Deliberately provocative, rebellious, eloquent, erudite and funny, proclaiming inexhaustible sexual freedom as the route to enlightenment, the better to shock those on the outside and to make himself universally known, Bhagwan Rajneesh was not the traditional model of the Eastern mystic. But his call was well timed to the post-1960s era of liberal permissiveness and general revolt, and fell on very many receptive ears.
Tim was an unsuspecting three-year-old when his mother heard it. She was a redheaded psychology teacher in Leeds with much in her background to rebel against, and a fervent Marxist-feminist. She rapidly became orange, her Marxists friends were as appalled as her feminist friends, and soon only orange-clad people came to their home and the local Woolworths ran out of orange dye.
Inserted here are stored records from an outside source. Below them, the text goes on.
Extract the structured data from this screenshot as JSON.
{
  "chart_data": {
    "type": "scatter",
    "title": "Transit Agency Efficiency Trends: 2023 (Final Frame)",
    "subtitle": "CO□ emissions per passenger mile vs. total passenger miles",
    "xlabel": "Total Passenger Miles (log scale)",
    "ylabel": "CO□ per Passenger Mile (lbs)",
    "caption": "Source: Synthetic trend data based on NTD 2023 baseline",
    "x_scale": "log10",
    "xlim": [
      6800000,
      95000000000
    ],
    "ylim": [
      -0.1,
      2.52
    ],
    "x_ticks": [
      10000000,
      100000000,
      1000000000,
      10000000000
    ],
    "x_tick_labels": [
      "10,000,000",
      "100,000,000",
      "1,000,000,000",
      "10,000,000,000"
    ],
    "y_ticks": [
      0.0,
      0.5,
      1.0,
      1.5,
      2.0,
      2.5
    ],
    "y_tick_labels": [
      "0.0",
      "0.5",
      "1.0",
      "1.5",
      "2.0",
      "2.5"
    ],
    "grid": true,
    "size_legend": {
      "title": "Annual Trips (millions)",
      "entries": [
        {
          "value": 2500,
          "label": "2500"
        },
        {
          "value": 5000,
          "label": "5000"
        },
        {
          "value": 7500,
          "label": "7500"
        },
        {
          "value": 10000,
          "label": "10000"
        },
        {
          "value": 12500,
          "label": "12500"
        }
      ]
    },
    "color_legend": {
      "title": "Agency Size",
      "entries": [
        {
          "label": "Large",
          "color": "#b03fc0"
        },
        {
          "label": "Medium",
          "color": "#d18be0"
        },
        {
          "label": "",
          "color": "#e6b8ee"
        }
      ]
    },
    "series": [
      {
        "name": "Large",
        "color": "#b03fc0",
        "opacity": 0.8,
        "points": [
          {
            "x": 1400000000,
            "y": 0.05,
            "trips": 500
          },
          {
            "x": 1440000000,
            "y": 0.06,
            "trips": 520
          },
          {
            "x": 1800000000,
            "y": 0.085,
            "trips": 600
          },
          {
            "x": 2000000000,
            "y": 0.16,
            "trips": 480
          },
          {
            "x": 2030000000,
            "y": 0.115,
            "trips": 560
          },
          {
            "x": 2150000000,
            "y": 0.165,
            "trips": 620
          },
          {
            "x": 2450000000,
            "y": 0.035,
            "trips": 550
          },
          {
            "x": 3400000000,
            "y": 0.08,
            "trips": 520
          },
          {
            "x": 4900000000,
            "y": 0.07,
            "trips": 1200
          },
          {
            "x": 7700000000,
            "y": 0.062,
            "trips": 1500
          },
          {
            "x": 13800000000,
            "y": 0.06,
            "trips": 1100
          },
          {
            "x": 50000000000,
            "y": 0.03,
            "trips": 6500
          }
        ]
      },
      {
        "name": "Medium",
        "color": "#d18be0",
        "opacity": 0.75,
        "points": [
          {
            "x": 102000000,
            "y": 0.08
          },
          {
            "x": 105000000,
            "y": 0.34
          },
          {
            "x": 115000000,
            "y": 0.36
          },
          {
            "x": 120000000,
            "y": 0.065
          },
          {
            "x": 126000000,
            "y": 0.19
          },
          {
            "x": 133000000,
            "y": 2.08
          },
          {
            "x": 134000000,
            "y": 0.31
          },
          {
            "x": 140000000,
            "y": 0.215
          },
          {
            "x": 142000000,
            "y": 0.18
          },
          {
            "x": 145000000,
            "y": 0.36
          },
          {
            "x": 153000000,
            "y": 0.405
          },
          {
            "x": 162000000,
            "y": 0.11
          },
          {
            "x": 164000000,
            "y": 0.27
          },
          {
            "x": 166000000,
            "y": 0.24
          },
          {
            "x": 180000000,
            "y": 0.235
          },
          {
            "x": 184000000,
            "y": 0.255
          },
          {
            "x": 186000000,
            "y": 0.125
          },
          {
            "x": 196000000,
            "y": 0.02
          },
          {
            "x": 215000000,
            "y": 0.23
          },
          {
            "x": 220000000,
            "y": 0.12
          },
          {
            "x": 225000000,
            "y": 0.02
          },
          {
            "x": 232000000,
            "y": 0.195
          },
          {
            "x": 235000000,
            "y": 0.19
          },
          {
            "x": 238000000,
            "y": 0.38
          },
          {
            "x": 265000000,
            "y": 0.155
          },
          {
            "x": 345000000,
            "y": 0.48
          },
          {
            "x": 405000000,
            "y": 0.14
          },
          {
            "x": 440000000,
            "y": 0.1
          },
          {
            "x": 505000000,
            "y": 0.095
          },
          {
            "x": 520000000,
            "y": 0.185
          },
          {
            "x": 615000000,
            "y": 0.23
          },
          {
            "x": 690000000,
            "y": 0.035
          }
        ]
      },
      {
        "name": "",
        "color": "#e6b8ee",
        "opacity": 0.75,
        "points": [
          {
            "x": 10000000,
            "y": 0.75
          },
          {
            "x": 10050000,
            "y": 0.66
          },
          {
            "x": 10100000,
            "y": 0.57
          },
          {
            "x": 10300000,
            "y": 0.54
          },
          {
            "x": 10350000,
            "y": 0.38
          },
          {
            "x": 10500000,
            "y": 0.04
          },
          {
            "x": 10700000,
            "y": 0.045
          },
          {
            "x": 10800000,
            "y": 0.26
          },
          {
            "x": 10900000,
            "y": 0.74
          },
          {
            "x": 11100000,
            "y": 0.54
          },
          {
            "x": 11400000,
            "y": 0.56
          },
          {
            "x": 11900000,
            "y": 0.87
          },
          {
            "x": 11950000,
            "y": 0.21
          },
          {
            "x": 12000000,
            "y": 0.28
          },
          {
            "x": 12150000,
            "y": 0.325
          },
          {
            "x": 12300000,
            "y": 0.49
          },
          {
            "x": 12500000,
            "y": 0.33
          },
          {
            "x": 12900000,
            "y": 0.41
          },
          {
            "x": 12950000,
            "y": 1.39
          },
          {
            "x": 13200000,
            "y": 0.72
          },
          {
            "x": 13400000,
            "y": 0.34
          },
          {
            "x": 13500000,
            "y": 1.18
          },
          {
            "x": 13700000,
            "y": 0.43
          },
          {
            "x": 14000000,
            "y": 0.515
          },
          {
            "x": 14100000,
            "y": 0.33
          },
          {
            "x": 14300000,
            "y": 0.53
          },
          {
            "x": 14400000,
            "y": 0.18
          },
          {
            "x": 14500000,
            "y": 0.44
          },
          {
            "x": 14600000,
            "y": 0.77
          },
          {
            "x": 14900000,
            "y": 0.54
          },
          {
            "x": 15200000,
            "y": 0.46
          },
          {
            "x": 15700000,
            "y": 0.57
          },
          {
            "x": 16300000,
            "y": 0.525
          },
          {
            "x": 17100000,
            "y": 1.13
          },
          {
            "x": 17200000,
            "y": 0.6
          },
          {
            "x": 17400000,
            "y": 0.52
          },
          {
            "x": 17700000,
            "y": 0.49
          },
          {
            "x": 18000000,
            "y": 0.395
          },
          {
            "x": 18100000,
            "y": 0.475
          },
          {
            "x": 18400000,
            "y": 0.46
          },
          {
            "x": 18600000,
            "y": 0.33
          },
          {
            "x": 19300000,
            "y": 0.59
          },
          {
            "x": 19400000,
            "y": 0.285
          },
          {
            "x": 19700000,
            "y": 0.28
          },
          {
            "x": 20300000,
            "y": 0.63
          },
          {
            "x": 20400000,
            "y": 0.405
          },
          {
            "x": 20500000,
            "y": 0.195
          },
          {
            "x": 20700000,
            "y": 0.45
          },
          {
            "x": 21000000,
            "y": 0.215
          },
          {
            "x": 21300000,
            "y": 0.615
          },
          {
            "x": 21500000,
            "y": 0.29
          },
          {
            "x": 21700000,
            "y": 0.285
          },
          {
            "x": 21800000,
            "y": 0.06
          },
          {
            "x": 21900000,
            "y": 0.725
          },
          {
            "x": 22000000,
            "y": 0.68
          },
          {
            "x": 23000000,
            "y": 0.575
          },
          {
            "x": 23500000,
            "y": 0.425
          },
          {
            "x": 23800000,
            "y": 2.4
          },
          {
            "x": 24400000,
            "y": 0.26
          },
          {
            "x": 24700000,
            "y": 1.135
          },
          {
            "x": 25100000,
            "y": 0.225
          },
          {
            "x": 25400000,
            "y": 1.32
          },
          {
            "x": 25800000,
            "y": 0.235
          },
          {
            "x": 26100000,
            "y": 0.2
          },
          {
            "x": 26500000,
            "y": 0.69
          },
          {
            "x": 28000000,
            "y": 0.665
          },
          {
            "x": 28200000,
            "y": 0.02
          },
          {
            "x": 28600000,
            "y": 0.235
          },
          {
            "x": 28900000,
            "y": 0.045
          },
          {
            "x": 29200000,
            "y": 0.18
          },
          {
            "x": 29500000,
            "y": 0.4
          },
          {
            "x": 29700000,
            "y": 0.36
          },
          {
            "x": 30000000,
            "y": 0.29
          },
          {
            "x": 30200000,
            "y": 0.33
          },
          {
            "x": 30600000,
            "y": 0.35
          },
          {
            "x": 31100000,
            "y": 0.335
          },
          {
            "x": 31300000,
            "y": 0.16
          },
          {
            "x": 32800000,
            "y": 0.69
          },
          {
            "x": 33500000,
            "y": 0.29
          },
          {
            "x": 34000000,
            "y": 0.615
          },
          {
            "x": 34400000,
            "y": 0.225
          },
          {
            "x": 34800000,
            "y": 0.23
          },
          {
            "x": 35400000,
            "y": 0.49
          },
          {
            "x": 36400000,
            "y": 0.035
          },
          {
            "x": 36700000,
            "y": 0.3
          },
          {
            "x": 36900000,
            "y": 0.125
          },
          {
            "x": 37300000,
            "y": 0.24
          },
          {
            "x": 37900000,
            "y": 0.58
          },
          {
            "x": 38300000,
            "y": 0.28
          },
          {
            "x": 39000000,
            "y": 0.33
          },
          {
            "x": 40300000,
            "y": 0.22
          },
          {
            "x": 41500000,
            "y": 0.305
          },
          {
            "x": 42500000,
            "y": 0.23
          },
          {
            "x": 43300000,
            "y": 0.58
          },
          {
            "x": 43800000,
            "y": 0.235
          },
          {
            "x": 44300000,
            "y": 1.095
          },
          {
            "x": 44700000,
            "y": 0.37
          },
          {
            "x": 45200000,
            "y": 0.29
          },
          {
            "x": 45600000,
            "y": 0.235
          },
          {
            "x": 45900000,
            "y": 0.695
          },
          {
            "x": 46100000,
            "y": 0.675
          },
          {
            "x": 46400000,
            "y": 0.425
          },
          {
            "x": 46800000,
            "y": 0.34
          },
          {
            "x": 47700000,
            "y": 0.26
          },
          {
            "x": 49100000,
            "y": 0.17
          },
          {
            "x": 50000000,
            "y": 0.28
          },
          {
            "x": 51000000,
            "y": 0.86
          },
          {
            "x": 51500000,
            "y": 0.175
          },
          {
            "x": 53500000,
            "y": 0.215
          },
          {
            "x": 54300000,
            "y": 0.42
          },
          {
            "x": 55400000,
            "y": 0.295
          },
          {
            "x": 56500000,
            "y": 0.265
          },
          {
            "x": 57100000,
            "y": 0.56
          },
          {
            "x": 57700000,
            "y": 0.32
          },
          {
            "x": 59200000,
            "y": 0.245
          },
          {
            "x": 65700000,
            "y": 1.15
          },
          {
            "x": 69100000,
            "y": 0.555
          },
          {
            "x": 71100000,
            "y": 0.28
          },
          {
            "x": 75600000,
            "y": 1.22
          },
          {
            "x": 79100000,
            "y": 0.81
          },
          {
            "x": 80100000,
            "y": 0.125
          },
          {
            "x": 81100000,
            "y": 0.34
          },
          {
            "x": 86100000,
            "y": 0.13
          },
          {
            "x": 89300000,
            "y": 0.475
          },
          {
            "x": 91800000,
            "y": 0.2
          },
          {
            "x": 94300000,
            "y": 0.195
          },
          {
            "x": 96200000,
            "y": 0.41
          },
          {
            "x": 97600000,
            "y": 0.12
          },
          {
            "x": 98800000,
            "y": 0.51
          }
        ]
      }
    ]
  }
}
Tim’s father, another psychologist, followed suit and Tim too had his orange outfit and mini-mala.
But, as he very reasonably points out, he was ‘a disciple by default, a half-willing follower of Bhagwan’ and this co-option marks his view of their subsequent adventures with a refreshing edge of objectivity, rare in spiritual sagas too often slanted by self-justification. Even more commendable, he is devoid of self-pity.
A life of constant upheaval began, such as young children particularly dislike. His mother’s I-Ching coins suggested that the time was ripe to take off for India and the Poona ashram.